7) Is creatine safe? What about kidneys?
For healthy adults using recommended doses, creatine is broadly considered safe in major evidence summaries, including federal health resources.
The kidney question comes up a lot for two reasons. First, creatine can raise serum creatinine, a common lab marker. But higher creatinine on a blood test doesn’t automatically mean kidney damage—it can reflect creatine/creatinine metabolism changes rather than reduced kidney function. Second, internet myths spread faster than boring nuance.
A 2025 systematic review and meta-analysis found creatine supplementation was associated with a modest increase in serum creatinine but did not adversely affect glomerular filtration rate (GFR), suggesting it’s likely safe for kidney function when used in standard dosing protocols.
Important caveat: if you have known kidney disease, are at high risk, or take medications that affect kidney function, don’t self-prescribe supplements casually—talk with a clinician and bring your planned dose and product. Many sources recommend closer monitoring in those cases.
8) Does creatine cause hair loss?
This is one of the most persistent myths.
The hair-loss worry became popular after an older study suggested a possible rise in DHT, but it didn’t directly measure hair outcomes. More recently, a 2025 randomized controlled trial directly assessed DHT-related measures and hair growth parameters over 12 weeks and found no significant differences between creatine and placebo groups.
If you’re genetically predisposed to hair loss, it’s understandable to be cautious. But the strongest available direct evidence does not support the claim that creatine causes hair loss in healthy people.
9) What side effects should I watch for?
Most issues beginners report are boring and manageable:
Stomach discomfort can happen, especially with large doses (like loading) or if you take it on an empty stomach. Solution: lower the dose, split it, and take it with food or more water.
Muscle cramping / dehydration fears are often exaggerated online. Still, if you train hard and sweat a lot, normal hydration and electrolytes are just good practice—creatine or not.
“Puffy” feeling or quick scale changes usually reflect water shifts. If that bothers you, avoid loading and use steady daily dosing.
If you ever feel sharp GI pain, persistent nausea, or anything that feels genuinely abnormal, stop and reassess—sometimes the issue is the product quality, dose size, or simply that your stomach doesn’t like it.

10) How long does it take to work—and how do I know it’s working?
Most people don’t “feel” creatine like a stimulant. What you notice is performance and training quality shifting over time.
A common timeline is 2–4 weeks of daily use to notice clearer effects (sooner if you load). The easiest way to tell is to track one or two repeatable benchmarks in your training:
l Your last set of a main lift: does it drop off less?

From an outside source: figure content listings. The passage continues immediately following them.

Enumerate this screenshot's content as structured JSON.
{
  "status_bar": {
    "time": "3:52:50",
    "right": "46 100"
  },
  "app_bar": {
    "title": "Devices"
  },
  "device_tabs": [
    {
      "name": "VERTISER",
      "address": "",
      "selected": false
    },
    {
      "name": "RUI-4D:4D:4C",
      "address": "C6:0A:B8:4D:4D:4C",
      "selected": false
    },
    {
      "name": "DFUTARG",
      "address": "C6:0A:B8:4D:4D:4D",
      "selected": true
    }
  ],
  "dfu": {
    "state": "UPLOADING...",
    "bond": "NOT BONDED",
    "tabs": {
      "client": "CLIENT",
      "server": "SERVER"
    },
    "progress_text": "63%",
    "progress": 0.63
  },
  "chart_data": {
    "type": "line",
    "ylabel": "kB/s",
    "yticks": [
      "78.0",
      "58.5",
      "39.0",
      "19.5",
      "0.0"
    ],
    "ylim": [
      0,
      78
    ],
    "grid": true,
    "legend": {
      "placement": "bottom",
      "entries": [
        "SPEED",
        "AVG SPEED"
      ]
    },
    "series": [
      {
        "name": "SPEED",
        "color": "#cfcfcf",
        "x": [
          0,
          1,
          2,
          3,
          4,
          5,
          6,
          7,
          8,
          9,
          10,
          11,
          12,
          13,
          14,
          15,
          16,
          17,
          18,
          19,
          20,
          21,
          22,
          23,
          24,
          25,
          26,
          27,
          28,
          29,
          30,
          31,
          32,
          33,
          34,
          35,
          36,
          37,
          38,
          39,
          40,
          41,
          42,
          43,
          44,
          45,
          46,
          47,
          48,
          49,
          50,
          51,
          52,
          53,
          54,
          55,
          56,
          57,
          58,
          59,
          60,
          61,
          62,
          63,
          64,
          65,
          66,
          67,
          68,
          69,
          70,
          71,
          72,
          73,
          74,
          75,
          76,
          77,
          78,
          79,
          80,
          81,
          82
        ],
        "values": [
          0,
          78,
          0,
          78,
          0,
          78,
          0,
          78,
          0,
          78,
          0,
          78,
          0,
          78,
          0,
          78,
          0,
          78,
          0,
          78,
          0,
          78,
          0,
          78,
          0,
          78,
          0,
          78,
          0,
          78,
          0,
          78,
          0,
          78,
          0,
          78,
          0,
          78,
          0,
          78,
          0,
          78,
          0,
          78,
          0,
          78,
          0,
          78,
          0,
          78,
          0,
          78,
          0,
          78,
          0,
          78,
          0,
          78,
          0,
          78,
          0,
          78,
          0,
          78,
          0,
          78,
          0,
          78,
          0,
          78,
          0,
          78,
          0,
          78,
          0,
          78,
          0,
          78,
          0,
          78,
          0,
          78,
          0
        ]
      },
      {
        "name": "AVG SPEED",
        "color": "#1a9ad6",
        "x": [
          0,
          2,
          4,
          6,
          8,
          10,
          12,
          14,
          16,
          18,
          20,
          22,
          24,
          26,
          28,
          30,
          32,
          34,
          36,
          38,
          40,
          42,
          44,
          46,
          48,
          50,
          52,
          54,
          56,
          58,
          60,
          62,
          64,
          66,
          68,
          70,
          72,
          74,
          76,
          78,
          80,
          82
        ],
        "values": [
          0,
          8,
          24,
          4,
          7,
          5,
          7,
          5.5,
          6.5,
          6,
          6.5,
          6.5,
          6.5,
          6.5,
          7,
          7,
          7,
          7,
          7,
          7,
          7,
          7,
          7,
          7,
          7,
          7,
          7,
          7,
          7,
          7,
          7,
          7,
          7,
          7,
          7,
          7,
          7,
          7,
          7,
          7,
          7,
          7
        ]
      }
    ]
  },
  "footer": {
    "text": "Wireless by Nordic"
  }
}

l A short interval or sprint session: do repeats feel a bit more consistent?
l A fixed rep scheme: do you hit the top end more often?
Creatine tends to show the most benefit in repeated short bursts of intense activity (weightlifting, sprinting, many team sports). It’s not an endurance miracle, and it won’t replace sleep, calories, and a sane program.
A beginner-friendly “start here” plan
If you want the lowest-friction approach that works for most people, do this:
1. Buy creatine monohydrate from a reputable brand (ideally with third-party testing).
2. Take 3–5 g daily, no loading.
3. Attach it to a routine you already do (lunch, post-workout, morning water).
4. Give it 4 weeks, then judge based on training performance, not vibes.
That’s it. No special cycling, no perfect timing, no complex stacks required.

References
l NIH Office of Dietary Supplements: Dietary Supplements for Exercise and Athletic Performance (health professional + consumer pages).
l International Society of Sports Nutrition position stand: Safety and efficacy of creatine supplementation (2017).
l Systematic review & meta-analysis (2025): creatine supplementation and kidney function.
l Randomized controlled trial (2025): creatine supplementation and hair growth/DHT outcomes.
l Frontiers in Nutrition review (2025): common safety concerns around creatine.